Vitamin A deficiency remains a significant public health problem in many developing countries, including India. This micronutrient deficiency, which most commonly affects pregnant women, women of reproductive age (15-48 years of age), and young children, can lead to vision problems and blindness, anemia, decreased ability to fight off infections, increased risk of morbidity and mortality during pregnancy, low birth weight, and increased risk of child mortality. In 2002, India’s National Nutrition Monitoring Bureau reported that dietary intake of vitamin A among rural women was grossly inadequate, with not even 50 percent of recommended vitamin A being consumed women across most age groups.
A new study from the International Journal of Health Sciences & Research provides an updated examination of vitamin A deficiency levels among India’s rural women, specifically among women of reproductive age. The study analyzed both dietary intake of vitamin A and blood serum retinol levels among 898 women of reproductive age, including pregnant and lactating women, from 30 randomly selected villages in Ahmednagar district in Maharashtra state.
Trained field investigators collected qualitative data on dietary intakes using a 24-hour diet recall surveys conducted at the time of meal preparation (whenever possible). The weight of the food consumed was then calculated, and all of this this food intake data was entered into HarvestPlus’s CS Dietary software in order to calculate intake of vitamin A and β-carotene. β-carotene levels were then converted into serum retinol equivalents. The adequacy of women’s dietary intakes was calculated as a percent of the recommended dietary allowances provided by the Indian Council of Medical Research. The diet recall data was then validated using food weight data for 40 women who were not part of the study but who resided in similar villages and whose diet patterns were similar to those of the participants. In addition, a blood sample was taken from 200 women to test for serum retinol levels.
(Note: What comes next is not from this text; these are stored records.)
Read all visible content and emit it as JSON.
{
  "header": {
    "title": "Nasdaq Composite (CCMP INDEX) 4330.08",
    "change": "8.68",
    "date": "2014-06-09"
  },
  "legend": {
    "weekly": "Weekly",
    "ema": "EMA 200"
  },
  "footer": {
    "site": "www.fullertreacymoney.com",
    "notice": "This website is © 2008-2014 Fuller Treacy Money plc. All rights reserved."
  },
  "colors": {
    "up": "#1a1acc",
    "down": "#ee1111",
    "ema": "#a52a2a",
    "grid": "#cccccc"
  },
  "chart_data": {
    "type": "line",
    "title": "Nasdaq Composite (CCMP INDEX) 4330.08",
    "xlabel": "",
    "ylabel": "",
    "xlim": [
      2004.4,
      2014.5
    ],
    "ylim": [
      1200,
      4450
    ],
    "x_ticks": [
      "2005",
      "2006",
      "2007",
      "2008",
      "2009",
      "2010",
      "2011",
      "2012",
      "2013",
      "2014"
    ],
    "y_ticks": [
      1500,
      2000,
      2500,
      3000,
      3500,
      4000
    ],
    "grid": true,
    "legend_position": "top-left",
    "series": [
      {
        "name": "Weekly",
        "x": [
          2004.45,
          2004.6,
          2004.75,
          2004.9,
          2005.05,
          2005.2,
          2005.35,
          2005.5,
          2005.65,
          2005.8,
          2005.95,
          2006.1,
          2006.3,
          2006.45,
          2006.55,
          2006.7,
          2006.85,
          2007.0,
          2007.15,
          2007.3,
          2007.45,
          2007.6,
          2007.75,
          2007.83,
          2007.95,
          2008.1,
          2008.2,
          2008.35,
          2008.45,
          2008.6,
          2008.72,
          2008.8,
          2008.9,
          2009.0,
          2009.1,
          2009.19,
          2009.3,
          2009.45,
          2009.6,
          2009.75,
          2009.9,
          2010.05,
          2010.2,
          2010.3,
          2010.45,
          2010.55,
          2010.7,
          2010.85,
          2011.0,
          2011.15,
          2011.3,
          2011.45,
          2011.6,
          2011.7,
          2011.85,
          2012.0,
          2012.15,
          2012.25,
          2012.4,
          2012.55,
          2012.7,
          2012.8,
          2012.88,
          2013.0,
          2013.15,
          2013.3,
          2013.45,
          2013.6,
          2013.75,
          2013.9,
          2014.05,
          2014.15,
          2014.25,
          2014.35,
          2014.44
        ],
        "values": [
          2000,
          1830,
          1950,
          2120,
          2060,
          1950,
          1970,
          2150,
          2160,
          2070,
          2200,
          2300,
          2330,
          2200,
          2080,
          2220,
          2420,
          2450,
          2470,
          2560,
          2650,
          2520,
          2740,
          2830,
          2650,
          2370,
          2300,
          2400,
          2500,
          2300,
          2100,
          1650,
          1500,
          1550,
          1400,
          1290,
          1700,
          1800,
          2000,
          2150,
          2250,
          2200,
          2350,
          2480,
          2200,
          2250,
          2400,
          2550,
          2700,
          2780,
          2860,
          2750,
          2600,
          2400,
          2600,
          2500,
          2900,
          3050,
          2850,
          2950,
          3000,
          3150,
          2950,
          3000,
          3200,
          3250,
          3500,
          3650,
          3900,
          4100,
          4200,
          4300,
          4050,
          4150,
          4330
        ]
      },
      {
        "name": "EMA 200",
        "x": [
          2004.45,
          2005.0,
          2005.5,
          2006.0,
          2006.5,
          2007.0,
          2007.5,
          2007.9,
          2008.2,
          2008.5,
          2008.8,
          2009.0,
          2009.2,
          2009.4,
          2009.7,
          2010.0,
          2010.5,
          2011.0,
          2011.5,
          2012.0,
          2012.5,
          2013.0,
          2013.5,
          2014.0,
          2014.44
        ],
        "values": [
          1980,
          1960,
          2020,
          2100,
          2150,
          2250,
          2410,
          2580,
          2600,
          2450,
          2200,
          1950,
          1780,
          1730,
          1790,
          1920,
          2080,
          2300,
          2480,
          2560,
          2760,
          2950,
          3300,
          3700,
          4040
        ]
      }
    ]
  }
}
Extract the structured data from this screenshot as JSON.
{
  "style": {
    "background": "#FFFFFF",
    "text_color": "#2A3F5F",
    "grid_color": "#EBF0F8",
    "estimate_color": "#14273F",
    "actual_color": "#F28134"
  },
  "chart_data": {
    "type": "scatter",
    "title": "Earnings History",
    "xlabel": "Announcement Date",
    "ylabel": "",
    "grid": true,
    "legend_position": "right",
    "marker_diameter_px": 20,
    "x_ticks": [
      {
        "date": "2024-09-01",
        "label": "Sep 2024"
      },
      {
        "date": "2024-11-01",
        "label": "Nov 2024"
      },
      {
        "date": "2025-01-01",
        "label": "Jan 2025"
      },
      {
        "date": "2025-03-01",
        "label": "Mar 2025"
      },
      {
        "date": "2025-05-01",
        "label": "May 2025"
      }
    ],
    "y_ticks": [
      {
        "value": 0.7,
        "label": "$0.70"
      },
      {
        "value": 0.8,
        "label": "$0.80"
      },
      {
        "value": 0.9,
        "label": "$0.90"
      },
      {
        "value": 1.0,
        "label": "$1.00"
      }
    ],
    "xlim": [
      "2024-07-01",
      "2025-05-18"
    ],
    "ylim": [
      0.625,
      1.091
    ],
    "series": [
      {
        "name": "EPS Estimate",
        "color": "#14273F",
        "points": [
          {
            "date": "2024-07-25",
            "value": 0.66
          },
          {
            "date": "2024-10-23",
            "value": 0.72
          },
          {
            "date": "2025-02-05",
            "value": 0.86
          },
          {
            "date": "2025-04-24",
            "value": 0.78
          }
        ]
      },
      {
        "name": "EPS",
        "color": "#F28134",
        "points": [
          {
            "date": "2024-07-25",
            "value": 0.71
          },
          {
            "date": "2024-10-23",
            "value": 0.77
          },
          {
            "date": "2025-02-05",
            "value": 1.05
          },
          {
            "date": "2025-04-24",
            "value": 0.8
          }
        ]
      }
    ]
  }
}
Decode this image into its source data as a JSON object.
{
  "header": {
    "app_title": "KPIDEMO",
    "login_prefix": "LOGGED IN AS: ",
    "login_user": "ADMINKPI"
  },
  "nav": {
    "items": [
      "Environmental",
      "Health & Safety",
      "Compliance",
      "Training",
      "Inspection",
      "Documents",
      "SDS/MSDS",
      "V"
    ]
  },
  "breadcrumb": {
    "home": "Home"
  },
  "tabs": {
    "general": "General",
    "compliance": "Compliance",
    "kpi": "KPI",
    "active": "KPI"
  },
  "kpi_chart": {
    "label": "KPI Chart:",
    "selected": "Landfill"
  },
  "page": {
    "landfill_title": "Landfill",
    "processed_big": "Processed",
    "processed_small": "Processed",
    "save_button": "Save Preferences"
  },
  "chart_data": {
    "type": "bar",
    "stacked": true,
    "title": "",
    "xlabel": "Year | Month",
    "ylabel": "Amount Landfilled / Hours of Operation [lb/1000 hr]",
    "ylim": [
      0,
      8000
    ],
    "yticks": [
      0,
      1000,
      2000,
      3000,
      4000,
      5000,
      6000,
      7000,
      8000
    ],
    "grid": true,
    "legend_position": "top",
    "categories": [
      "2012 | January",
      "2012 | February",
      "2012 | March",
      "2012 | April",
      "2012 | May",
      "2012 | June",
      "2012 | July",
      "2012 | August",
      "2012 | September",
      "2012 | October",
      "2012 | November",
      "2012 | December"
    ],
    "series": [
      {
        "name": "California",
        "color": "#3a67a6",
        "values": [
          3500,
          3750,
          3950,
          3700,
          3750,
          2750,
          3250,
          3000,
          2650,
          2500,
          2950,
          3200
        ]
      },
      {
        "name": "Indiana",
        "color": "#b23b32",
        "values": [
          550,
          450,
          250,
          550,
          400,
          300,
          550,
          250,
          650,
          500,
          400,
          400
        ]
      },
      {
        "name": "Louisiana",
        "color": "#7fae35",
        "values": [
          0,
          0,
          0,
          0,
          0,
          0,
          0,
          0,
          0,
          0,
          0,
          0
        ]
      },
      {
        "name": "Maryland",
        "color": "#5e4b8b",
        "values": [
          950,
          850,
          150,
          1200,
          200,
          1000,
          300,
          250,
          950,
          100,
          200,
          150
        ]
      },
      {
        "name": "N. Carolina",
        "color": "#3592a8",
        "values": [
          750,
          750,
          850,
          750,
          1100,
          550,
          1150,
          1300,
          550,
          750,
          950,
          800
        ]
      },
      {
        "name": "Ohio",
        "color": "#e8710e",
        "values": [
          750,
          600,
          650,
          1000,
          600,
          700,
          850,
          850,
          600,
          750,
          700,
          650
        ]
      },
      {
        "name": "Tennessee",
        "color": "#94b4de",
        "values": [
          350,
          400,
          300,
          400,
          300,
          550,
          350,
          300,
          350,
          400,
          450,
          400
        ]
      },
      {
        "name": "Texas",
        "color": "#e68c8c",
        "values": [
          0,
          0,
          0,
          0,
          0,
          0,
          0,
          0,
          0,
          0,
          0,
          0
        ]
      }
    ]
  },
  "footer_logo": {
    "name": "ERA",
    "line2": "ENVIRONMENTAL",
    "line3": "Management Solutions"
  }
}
Among the 898 participants, 47.8 percent were not pregnant and not lactating, 45.5 percent were lactating, and 6.7 percent were pregnant at the time of the study.
The results show that among women of reproductive age in these rural areas, the mean adequacy of vitamin A intake ranged from 44.5 percent to 54.8 percent. Vitamin A intakes were lower for women ages 21-39 than for woman above the age of 39; more than half of the women aged 21-39 consumed less than 30 percent of the recommended daily amount of vitamin A, putting them at significant risk of vitamin A deficiency. Overall, only five percent of women consumed close to (90-100 percent) of the daily recommended amount.
Dietary adequacy was higher for non-pregnant, non-lactating women than for either lactating women or pregnant women; overall, the sampled pregnant and lactating women consumed less than 50 percent of the daily recommended amount of vitamin A. In addition, as the length of lactation increased, dietary adequacy continued to fall. According to the authors, this increases the risk of vitamin A deficiency for both lactating mothers and breastfed babies.
Family income appears to be positively associated with both mean dietary intake of vitamin A and mean adequacy of vitamin A consumption. Both indicators rose as household income (in Rupees per month) increased. The authors suggest that this is because as household income increases, so, too, does household purchasing power and the ability to buy higher value, vitamin A-rich foods (such as milk, eggs, green leafy vegetables, and yellow-orange fruits and vegetables). Ownership of livestock, particularly cattle, also appears to play a role in women’s diets. Sixty percent of the sampled women belong to households that do not own livestock/cattle; both dietary intake and dietary adequacy were significantly lower among these women. Mean vitamin A intake for women whose households own cattle was 50 µg/day higher than for women whose households do not own cattle. The authors posit that these results stem from the fact that women with access to cattle in their households are more likely to consume vitamin A-rich milk.
Surprisingly, there was no significant difference found in mean dietary intake based on women’s education level, access to tap water or electricity, family size, landholdings, or type of house structure.
Women’s low intake of vitamin A was reflected in low serum retinol levels detected through blood samples collected from 200 women during the study. Only one-fifth of the women who consented to blood tests had serum retinol levels within the normal range; more than three-fourths of the sampled women had serum retinol levels that indicated vitamin A deficiency. The authors point out, however, that due to the relatively small number of women who consented to blood tests, it is not possible to determine the specific factors influencing serum retinol levels.
The study highlights the need for continued efforts to increase vitamin A intake among rural women in India. Programs that increase women’s access to vitamin A-rich foods, as well as efforts to improve education regarding the importance of vitamin A intake for women’s and children’s health, are recommended.